Transgender athletes in North Carolina can breathe a little easier after a nascent legislative effort to bar transgender girls and women from participating in school sports was shelved. A big reason the bill isn’t going to become law? It “solves a problem” (that isn’t really a problem) that simply does not exist. The bill was thrown out because no one in the state had complained about trans kids playing sports.
House Speaker Tim Moore told the Raleigh News & Observer that his staff could not find a single complaint in North Carolina on this particular issue. Indeed, since 2019 the North Carolina High School Athletic Association has received fewer than ten requests from transgender teens seeking to participate in sports.
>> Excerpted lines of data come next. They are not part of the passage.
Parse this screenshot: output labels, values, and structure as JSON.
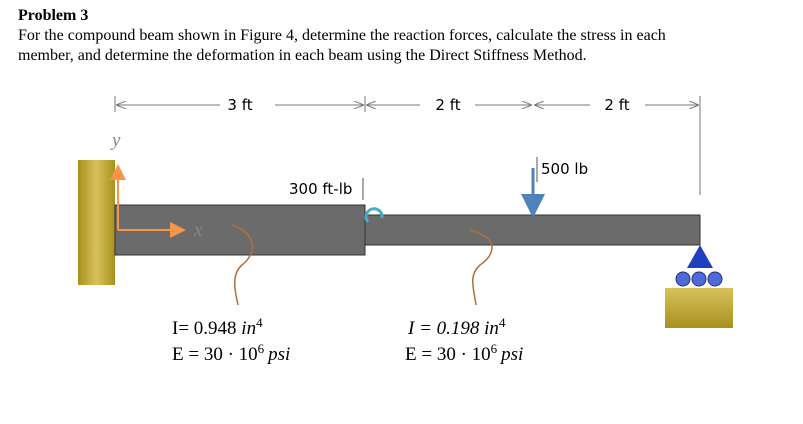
{
  "header": {
    "title": "Problem 3",
    "lines": [
      "For the compound beam shown in Figure 4, determine the reaction forces, calculate the stress in each",
      "member, and determine the deformation in each beam using the Direct Stiffness Method."
    ]
  },
  "figure": {
    "dimensions": [
      "3 ft",
      "2 ft",
      "2 ft"
    ],
    "axes": {
      "y": "y",
      "x": "x"
    },
    "moment": "300 ft-lb",
    "load": "500 lb",
    "members": [
      {
        "inertia": {
          "text": "I= 0.948",
          "unit": "in",
          "power": "4"
        },
        "modulus": {
          "text": "E = 30 · 10",
          "power": "6",
          "unit": "psi"
        }
      },
      {
        "inertia": {
          "text": "I = 0.198",
          "unit": "in",
          "power": "4"
        },
        "modulus": {
          "text": "E = 30 · 10",
          "power": "6",
          "unit": "psi"
        }
      }
    ]
  }
}
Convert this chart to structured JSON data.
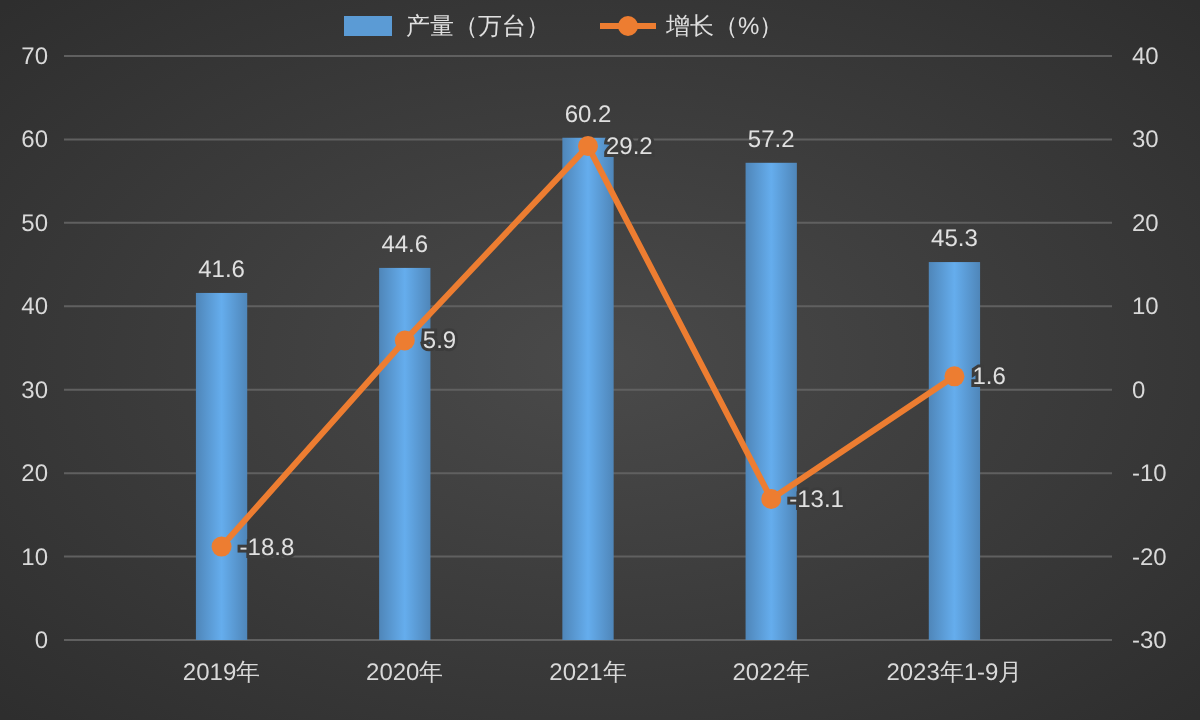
{
  "chart_data": {
    "type": "bar",
    "categories": [
      "2019年",
      "2020年",
      "2021年",
      "2022年",
      "2023年1-9月"
    ],
    "series": [
      {
        "name": "产量（万台）",
        "color": "#5b9bd5",
        "values": [
          41.6,
          44.6,
          60.2,
          57.2,
          45.3
        ]
      },
      {
        "name": "增长（%）",
        "type": "line",
        "axis": "y2",
        "color": "#ed7d31",
        "values": [
          -18.8,
          5.9,
          29.2,
          -13.1,
          1.6
        ]
      }
    ],
    "ylim": [
      0,
      70
    ],
    "yticks": [
      0,
      10,
      20,
      30,
      40,
      50,
      60,
      70
    ],
    "y2lim": [
      -30,
      40
    ],
    "y2ticks": [
      -30,
      -20,
      -10,
      0,
      10,
      20,
      30,
      40
    ],
    "grid": "y",
    "legend": "top",
    "marker": "circle",
    "line_style": "solid",
    "data_labels": true
  }
}
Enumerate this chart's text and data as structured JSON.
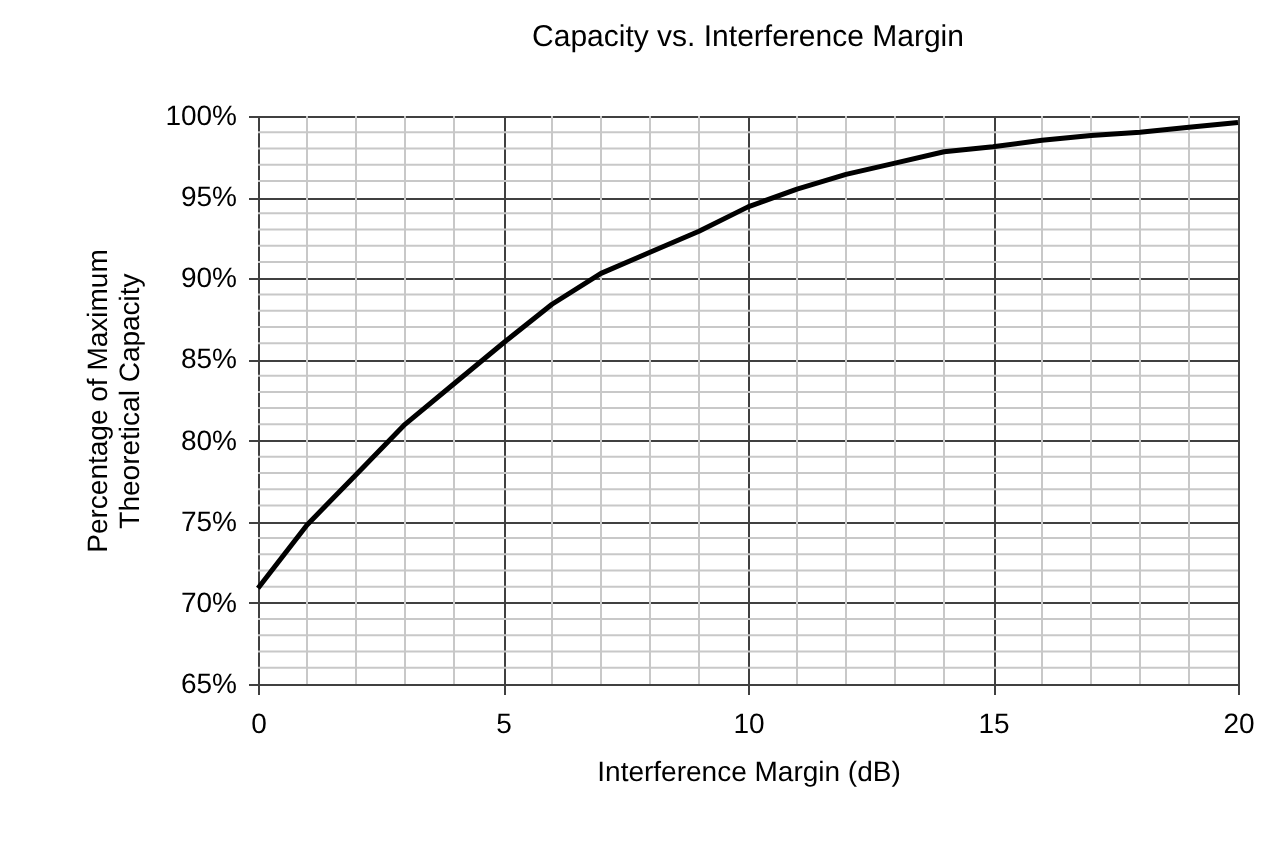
{
  "chart_data": {
    "type": "line",
    "title": "Capacity vs. Interference Margin",
    "xlabel": "Interference Margin (dB)",
    "ylabel": "Percentage of Maximum\nTheoretical Capacity",
    "x": [
      0,
      1,
      2,
      3,
      4,
      5,
      6,
      7,
      8,
      9,
      10,
      11,
      12,
      13,
      14,
      15,
      16,
      17,
      18,
      19,
      20
    ],
    "series": [
      {
        "color": "#000000",
        "values": [
          70.9,
          74.8,
          77.9,
          81.0,
          83.5,
          86.0,
          88.4,
          90.3,
          91.6,
          92.9,
          94.4,
          95.5,
          96.4,
          97.1,
          97.8,
          98.1,
          98.5,
          98.8,
          99.0,
          99.3,
          99.6
        ]
      }
    ],
    "xlim": [
      0,
      20
    ],
    "xticks": [
      0,
      5,
      10,
      15,
      20
    ],
    "ylim": [
      65,
      100
    ],
    "yticks": [
      {
        "value": 65,
        "label": "65%"
      },
      {
        "value": 70,
        "label": "70%"
      },
      {
        "value": 75,
        "label": "75%"
      },
      {
        "value": 80,
        "label": "80%"
      },
      {
        "value": 85,
        "label": "85%"
      },
      {
        "value": 90,
        "label": "90%"
      },
      {
        "value": 95,
        "label": "95%"
      },
      {
        "value": 100,
        "label": "100%"
      }
    ],
    "grid": true,
    "marker": "none",
    "line_style": "solid"
  }
}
“We’re not really hearing any complaints about that where it’s an issue,” Moore said. “A wise legislature does not go out looking for social issues to tap.” And while it’s a bit rich for a Republican to come out against “looking for social issues” for political ends, it’s good that this bill is dead (for now).
The decision to eschew the most transphobic voices in the party sets Moore apart from his GOP colleagues in other states. Similar bills have been introduced in 31 other states and four—Arkansas, Tennessee, South Dakota, and Mississippi—currently have such policies in effect.
The “Save Women’s Sports Act” joins the Youth Health Protection Act as a legislative failure in the Tar Heel state. That even more draconian anti-trans bill that would make it illegal for doctors to provide gender-affirming care to people under 21, required all state employees (including teachers and counselors) to report gender nonconformity in minors to their parents, and prohibited state health insurance from paying for any gender transition procedure failed.
But while the failure of these two bills is certainly good news, advocates for transgender youth can hardly rest easy. Though North Carolina has a Democratic governor, and while the GOP controls the legislature, it does so without a vetoproof majority. So even if the party expended political capital to pass these bills they still would not have become law.
In that light, their premature demise looks less like a capitulation and more like a strategic retreat. Unfortunately, the odds are good that there will be more efforts in North Carolina—and around the country—to codify cruelty toward transgender people into law.